The irony is: the biggest complaint I have about the cable company is the amount of time it takes to address a simple issue only to have them call me back - after the marathon session - wanting me to complete a lengthy survey, wondering what they can do to make the experience better. They can start by not calling me back!
Another example. Just a couple of weeks ago, I was on-line to purchase some tee-shirts from Walmart. After I got them, I started getting e-mails (from Walmart) wanting to know how they did. What the heck is that all about? They're damn tee-shirts. It's not like things are going to change no matter what I tell them. I don't get it. I've heard about on-line security but on-line insecurity?! “Paging Dr. Freud.”
A different thing: what's more annoying than getting a “Forgot your password?” message after getting rejected from trying to log into some on-line bull-crap site you've used before? Just as bad is having to carry those little plastic cards on your key-chain for every frigging store on the planet just so that the cashier can scan it, enabling you to pay seven cents less, for God-only-knows-why, than the poor sap who won't kowtow (bless his soul) to the birdbrains who came up with the stupid idea in the first place.
And speaking of passwords, what's up with them? (Tongue-in-cheek dead ahead.) Such a paranoid society we live in these days. Good Lord, would all hell really break loose if someone noticed I bought dog food on-line? I have so many of those very secretive, hush-hush, magic, open-Sesame, identification-key passwords that I finally organized the lot and put them in a computer file. Now I can't remember the password to get to them. That, too, is locked in the file. But at least, they're safe from prying eyes. What a joke. (Right, Dr. Foley?)
Switching gears: My late father's birthday is August 6th. He would have been 104. A great guy who stood only 5 foot 6, yet everyone who knew him, looked up to him. His honesty and gentle soul is still missed. Love you, Dad, and happy birthday. (And while I'm on the subject it would be Mom and Dad's wedding anniversary on the 11th.)

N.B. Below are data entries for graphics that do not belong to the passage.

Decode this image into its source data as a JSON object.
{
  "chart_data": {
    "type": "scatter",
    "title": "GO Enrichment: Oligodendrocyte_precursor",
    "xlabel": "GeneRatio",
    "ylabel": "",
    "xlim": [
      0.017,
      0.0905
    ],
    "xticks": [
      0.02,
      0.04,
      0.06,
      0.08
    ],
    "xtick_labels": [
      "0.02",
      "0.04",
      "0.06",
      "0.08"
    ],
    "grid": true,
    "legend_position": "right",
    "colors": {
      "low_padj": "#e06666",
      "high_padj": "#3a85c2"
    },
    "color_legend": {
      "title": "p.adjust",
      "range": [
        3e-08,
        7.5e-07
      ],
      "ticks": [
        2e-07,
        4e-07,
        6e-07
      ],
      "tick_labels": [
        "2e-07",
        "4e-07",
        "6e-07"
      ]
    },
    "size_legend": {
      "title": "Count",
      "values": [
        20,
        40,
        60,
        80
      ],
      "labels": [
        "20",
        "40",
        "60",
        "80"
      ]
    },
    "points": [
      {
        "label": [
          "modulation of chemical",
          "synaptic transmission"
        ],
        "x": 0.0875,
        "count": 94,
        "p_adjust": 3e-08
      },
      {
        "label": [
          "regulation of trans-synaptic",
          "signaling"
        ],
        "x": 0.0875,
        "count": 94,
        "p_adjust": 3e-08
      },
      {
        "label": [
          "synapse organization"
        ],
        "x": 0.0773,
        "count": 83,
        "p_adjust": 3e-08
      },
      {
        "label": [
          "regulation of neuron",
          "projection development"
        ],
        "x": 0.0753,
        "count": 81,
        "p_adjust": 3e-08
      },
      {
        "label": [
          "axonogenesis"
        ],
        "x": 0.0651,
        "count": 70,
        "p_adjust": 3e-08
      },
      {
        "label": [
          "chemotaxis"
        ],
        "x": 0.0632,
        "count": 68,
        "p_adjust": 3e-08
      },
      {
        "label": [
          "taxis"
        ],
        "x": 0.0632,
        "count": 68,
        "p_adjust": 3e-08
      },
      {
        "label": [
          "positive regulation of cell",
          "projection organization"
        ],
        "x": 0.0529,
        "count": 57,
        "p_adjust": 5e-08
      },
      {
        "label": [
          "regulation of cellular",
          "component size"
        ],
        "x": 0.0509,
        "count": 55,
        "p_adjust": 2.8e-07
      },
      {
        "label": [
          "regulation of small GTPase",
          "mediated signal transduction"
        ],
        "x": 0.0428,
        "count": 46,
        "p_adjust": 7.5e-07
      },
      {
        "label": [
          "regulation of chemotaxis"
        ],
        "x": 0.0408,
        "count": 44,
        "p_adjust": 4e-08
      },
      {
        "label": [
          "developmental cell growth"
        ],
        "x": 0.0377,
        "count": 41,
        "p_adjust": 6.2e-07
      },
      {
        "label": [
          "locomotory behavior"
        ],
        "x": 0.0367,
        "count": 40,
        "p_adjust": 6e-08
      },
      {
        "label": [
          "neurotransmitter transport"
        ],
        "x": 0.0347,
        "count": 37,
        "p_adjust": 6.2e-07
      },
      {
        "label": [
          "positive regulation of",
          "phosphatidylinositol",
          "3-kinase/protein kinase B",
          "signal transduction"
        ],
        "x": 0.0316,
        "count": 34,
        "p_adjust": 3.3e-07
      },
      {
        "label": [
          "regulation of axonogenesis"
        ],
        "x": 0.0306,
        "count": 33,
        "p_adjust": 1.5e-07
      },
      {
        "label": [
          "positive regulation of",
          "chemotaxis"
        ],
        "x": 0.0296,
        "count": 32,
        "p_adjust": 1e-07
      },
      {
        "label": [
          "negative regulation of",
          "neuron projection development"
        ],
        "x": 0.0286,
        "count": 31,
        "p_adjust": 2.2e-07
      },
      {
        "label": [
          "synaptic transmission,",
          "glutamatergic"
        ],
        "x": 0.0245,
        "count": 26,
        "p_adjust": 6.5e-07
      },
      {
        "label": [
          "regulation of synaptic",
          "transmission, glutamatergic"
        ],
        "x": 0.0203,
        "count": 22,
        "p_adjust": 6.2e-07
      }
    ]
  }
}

Here's a true story about my father. When my brothers and I were youngsters, we'd spend time at a camp on the St. Lawrence River near our hometown, Ogdensburg, N.Y. Our cottage was about half a football field away from the river. Off to the side and sitting right along the river was childhood friends Robbie and Cynthia Moore's (parents') place. In between, was a set of railroad tracks.
We'd regularly run down to their camp with our dog Sandy to go swimming. One day we heard the train coming and ran to watch it go by. (Another daily ritual in our young lives.) Unfortunately, Sandy thought we were running to the river and was on the tracks just as the oncoming train arrived and was hit right before our eyes. Traumatic? Oh yeah. Our family pet was there one second and whoosh, completely gone the next.
Dad, being the good parent he was, tried to answer our questions about what happened. Questions like “Where did Sandy go?” He told us that Sandy had gone to heaven and not to worry. He'd be fine. I can honestly say I still remember his consoling, comforting words during our time of youthful grief.
Later that September when we returned to parochial school, our new teacher, Sister Ruth Les, welcomed us. And in an effort to restore order to the rambunctious class, she intimidatingly asked, “Boys and girls, do you know how to get to heaven?”
Naturally, I raised my hand and said “I do, Sister.”
“Then please, tell everyone how it's done,” she encouraged.
I stood up and proudly announced, “You take the train. That's what our dog did!”
It had to be true, Dad told me so.
And that's the way it looks from the Valley.